O Fisco, logo, não poderá argumentar que a falência lhe seria mais interessante devido ao termo legal de falência, fixado na sentença de quebra, pois já goza da presunção de fraude a seu favor, estabelecida pelo CTN. O termo legal de falência é o período anterior à decretação da quebra, que serve como ponto de referência da eficácia ou não, em relação à massa, do ato praticado pelo devedor, ou seja, corresponde ao período às vésperas da quebra, do pedido de recuperação judicial ou do primeiro protesto por falta de pagamento, no qual se investiga se houve alguma irregularidade nos atos do empresário. Essa investigação é necessária porque, como a falência não costuma surpreender o empresário, ele, na tentativa de continuar a exercer a atividade econômica, comete atos que frustram os objetivos do processo de execução concursal, favorecendo alguns credores em detrimento de outros.
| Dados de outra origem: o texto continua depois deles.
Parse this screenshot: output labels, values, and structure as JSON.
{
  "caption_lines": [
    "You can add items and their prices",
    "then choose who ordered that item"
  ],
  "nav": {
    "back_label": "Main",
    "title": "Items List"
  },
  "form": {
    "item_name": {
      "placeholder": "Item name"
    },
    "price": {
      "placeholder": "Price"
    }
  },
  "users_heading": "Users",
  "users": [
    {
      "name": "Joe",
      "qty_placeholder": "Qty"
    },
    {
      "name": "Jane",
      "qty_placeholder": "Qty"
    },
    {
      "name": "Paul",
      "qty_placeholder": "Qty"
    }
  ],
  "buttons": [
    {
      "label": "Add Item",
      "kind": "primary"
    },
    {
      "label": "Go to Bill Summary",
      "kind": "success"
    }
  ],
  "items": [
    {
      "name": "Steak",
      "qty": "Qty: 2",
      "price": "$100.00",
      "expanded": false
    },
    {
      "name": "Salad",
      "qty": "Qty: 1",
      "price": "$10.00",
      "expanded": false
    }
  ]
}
Assim, independentemente da prova de má-fé do devedor, presumem-se fraudulentos alguns atos praticados dentro de um período fixado pela sentença de falência.
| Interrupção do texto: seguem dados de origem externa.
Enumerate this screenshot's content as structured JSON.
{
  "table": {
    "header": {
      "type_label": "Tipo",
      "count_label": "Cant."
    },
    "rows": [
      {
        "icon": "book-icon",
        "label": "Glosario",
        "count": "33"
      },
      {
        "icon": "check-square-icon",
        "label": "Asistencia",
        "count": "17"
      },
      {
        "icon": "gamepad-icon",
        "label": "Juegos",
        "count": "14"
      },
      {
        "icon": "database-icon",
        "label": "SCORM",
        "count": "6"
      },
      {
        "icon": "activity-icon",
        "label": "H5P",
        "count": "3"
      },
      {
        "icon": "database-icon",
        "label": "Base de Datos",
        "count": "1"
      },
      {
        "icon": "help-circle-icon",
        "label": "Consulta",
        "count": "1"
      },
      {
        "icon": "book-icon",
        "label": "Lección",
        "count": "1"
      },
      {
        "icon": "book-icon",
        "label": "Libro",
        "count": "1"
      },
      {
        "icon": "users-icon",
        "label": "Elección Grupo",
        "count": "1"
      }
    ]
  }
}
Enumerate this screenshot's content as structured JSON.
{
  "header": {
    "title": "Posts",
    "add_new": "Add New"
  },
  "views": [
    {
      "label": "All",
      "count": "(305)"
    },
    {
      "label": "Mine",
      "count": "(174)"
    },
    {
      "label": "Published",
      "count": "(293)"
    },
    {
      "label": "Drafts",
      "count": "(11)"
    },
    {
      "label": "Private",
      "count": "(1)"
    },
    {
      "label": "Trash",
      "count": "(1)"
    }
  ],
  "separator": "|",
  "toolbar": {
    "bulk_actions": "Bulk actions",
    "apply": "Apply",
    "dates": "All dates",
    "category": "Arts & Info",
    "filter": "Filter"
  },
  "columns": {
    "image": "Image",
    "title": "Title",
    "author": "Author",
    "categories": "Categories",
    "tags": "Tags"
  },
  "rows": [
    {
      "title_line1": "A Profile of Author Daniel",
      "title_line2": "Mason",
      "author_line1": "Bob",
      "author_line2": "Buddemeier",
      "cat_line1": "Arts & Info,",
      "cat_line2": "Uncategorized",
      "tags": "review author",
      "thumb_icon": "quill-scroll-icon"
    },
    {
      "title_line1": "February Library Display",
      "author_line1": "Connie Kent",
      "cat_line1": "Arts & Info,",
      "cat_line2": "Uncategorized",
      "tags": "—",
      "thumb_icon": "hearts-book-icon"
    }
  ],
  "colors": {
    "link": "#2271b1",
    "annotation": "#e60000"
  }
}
Serão declarados ineficazes em relação à massa falida, conforme estabelece o art. 129, em seus incisos I, II e III, da Nova Lei de Falência, os seguintes atos, desde que praticados no termo legal de falência: a) o pagamento de dívidas não vencidas; b) o pagamento de dívidas vencidas e exigíveis, por qualquer forma que não a prevista no contrato e; c) a constituição de direito real de garantia, quando de dívida contraída anteriormente. As demais previsões do art. 129, apesar de não submetidas ao termo legal de falência, gozam também da presunção de fraude.


 A presunção do art. 185 do Código Tributário Nacional pode ser mais proveitosa para o Fisco que a da Lei n.º 11.101/2005, pois, naquele diploma, a presunção de fraude dos atos de alienação ou oneração de bens ou rendas ocorre desde a inscrição do débito fiscal como dívida ativa, e não somente no período às vésperas da decretação da quebra ou do primeiro protesto, quando se tratar de falência requerida por impontualidade do devedor.


 Como, não raros os casos, o único débito do devedor é com o Poder Público, não há, assim, nenhum título protestado, o que reforça a afirmação de que a presunção de fraude do CTN é mais vantajosa para a Fazenda. Assim, o termo legal de falência, caso o Fisco pudesse requerer a quebra, seria computado a partir de sua decretação. Porém, se utilizasse da via da execução fiscal, a presunção de fraude não estaria limitada a tempo algum, como ocorre no regime da lei falimentar: o termo legal de falência não pode retroagir a período superior a noventa dias anteriores à decretação da quebra. Na sistemática do CTN, a presunção, como já dito, surge a partir da inscrição em dívida ativa, independentemente de quando ocorreu tal inscrição.  


Diante de todo o exposto, não há como sustentar que o Fisco precisa da decretação de quebra do contribuinte para que seu crédito seja pago. Além da falta de adequação do procedimento, pode-se também sustentar que a execução fiscal é meio muito mais benéfico, além de menos tormentoso, para a sociedade, ainda que no processo de execução, como querem alguns,[39] a indisponibilidade de bens ou a penhora on line, assim como a penhora de renda diária, devam recair somente sobre parcela dos recursos, para que a atividade econômica do devedor contribuinte não seja inviabilizada, ou, como preferem outros,[40] que a penhora on line só seja utilizada como medida excepcionalíssima, adotada somente quando o devedor, devidamente citado, não pagar nem nomear bens à penhora, e o oficial de justiça, em seqüência, não encontrar bens penhoráveis.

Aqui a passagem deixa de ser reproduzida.